There is an upscale tavern on Main Street here called Fat Bellys. They serve some nice single malt scotch, good burgers, and even have salads. They do a healthy lunch and dinner business, so when a storefront became vacant directly across the street, the owners figured that this was the opportunity for them to get the morning crowd, and they opened Fat Bagels. And now the difference between strategy and implementation:
There are a dozen or so coffee shops within a half-mile on Main Street, from the thriving Dunkin’ Donuts (where the dogs get stale munchkins) to Steve’s Café (where they get fresh biscuits) to Starbucks (where they get nothing, so we don’t go there). It’s a highly competitive business, and I was eager to see what Fat Bagels was like.
As the stars converged, it so happened that the first opportunity to visit was on Friday, when I work out without my wife; when my car was being serviced so I was driving her Bentley which has no cup holders; and when the dogs were not with me.
Entering the establishment, I walked up to the register and the guy behind it totally ignored me. When I said, “How are you doing?” he replied, “Struggling with this.” A woman wandered over and looked at me. I looked back. Finally she said, “Can I get you something?” No one had yet greeted me in any manner at all.
I asked for two different types of coffee, and two flavored bagels. She took forever to get the two cups, and had to ask me twice what I wanted in each. I noticed that she didn’t seem to retrieve the right bagels, after asking me about those twice, but she assured me they were what I requested. She rang me up without a “thank you.” She brought new meaning to the word, “lethargic.”

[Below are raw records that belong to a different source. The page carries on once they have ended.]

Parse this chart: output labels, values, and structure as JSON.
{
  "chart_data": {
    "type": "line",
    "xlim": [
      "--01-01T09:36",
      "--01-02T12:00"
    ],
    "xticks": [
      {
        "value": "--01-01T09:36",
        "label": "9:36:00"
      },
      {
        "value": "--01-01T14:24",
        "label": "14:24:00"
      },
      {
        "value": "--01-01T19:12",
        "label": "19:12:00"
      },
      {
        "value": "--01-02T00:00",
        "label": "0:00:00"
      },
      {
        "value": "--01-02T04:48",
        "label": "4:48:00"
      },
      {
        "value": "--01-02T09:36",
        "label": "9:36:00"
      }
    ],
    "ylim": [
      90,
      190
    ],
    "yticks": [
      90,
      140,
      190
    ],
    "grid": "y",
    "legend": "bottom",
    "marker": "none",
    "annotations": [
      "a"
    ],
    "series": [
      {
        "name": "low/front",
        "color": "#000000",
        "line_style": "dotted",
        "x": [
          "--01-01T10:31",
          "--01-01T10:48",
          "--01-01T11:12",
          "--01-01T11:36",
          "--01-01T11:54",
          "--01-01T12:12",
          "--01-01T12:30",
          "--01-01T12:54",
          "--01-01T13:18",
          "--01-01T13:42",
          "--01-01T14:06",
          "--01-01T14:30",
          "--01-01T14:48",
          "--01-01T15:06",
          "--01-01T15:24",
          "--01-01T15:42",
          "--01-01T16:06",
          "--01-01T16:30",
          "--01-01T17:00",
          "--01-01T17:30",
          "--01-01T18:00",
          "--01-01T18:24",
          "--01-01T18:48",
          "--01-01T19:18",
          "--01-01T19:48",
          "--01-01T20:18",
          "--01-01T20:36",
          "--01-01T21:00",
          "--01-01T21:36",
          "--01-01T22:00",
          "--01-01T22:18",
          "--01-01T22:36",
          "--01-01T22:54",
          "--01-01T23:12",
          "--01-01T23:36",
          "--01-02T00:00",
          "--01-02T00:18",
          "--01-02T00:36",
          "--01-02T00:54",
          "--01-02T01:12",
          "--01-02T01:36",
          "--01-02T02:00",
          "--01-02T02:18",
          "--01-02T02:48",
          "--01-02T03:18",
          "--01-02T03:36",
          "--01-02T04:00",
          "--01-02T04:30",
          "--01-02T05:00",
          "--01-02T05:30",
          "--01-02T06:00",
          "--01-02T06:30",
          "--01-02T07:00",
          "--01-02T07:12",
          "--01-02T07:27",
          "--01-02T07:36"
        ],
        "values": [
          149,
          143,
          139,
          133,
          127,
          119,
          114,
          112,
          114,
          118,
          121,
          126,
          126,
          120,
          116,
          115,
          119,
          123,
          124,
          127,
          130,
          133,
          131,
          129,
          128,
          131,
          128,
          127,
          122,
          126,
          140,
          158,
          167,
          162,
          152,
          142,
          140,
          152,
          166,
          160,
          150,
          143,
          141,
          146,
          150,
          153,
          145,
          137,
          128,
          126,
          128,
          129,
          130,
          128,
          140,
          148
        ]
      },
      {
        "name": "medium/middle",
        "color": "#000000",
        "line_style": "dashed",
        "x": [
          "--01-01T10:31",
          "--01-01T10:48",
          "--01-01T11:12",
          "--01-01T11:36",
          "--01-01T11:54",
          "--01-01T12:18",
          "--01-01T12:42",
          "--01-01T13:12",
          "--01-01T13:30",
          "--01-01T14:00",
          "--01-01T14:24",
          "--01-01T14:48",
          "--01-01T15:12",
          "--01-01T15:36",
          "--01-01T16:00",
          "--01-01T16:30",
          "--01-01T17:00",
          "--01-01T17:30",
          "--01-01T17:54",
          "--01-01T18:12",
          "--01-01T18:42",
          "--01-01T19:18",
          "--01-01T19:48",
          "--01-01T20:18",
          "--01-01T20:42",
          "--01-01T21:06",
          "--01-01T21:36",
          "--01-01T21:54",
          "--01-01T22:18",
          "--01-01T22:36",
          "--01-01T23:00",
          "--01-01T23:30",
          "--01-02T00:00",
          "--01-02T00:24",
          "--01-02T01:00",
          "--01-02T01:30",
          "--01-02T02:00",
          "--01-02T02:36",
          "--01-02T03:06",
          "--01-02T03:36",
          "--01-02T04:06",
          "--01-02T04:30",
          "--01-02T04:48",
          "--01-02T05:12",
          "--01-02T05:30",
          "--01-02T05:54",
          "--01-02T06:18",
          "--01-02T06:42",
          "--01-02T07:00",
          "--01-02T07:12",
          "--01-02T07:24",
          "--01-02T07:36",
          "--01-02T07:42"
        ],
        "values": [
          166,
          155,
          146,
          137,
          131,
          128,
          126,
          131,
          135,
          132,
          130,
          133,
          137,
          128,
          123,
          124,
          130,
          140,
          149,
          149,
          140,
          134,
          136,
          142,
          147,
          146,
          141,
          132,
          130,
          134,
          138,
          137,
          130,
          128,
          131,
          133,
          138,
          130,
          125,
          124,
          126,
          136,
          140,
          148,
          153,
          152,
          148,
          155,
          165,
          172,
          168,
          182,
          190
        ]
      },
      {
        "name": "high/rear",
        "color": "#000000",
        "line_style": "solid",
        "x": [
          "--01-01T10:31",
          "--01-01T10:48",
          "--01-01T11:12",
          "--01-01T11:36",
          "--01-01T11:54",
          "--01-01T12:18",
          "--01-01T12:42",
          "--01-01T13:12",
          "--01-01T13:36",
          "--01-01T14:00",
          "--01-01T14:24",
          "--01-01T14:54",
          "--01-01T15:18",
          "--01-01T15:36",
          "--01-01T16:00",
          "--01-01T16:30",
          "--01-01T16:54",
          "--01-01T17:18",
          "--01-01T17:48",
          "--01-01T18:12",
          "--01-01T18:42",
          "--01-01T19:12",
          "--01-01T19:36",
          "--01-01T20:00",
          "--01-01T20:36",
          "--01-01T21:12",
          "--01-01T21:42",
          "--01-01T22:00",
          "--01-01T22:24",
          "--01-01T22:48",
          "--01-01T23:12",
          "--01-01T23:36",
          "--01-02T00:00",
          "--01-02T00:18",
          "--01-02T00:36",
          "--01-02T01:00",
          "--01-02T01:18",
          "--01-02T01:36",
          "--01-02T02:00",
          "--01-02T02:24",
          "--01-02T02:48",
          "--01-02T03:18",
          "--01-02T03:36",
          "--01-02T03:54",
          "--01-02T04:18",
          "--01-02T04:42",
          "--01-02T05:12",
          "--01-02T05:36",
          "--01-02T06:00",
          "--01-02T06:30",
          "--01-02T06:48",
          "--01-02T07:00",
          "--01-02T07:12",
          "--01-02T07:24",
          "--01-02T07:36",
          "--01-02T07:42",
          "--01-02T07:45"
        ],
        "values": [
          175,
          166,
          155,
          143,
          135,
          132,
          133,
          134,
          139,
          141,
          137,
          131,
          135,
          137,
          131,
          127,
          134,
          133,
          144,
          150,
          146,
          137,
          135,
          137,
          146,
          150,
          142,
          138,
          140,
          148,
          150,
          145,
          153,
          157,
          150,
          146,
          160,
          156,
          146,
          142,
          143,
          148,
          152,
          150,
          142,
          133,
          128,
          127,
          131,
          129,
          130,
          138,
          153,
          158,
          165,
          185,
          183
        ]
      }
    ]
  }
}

I asked for a tray to carry the coffee.
“Tray?” she said, as if perplexed. “Joe, do we have coffee trays?” It was as if I had asked for a square circle.
Joe, the register-challenged guy, never looked up from now stocking the soft drink dispenser. “Nope.” The woman shrugged. It turns out, they also didn’t have those circular things that allow you to hold a hot cup safely, nor did they use the quality of cup that Dunkin’ uses so that you can hold it without discomfort.
I was stunned. I had two very hot cups of coffee in my hands, the bagels under my arm in a bag, and I guy who must have been the manager or owner wanders over. “Do you need help?” he asks.
“I’m not sure I can get these home,” I reply.
“How far do you have to walk to get home?” he inquires.
“Over to that car,” I point out, “and it has no cup holders.”
“Shouldn’t Bentley provide at least three cup holders in a car that expensive?” he irrelevantly asks me.
“Bentley makes driving experiences, not drinking experiences,” I helpfully explain, “but it seems you ARE in the drinking experience business. Why don’t you have trays?”
“We’ll probably be getting them,” he says, dubiously.
If I only had the dogs, I could have retrieved Koufax and created a stir. These people needed the sense of urgency that an unhappy German Shepherd can create.
I balanced the coffee on my leg in the car, burning my fingers three times, and arrived home. The coffee was pretty good, but the bagels, big surprise here, are not the ones I ordered.
How do you create a retail operation with comatose, uncaring staff, improperly supplied, and apparently clueless? This isn’t about the economy. It’s about having enough brains to either do it right or ask people who know how to do it right.
There’s nothing there for the dogs, so I probably won’t go back. Then again, there’s not much there for me, either.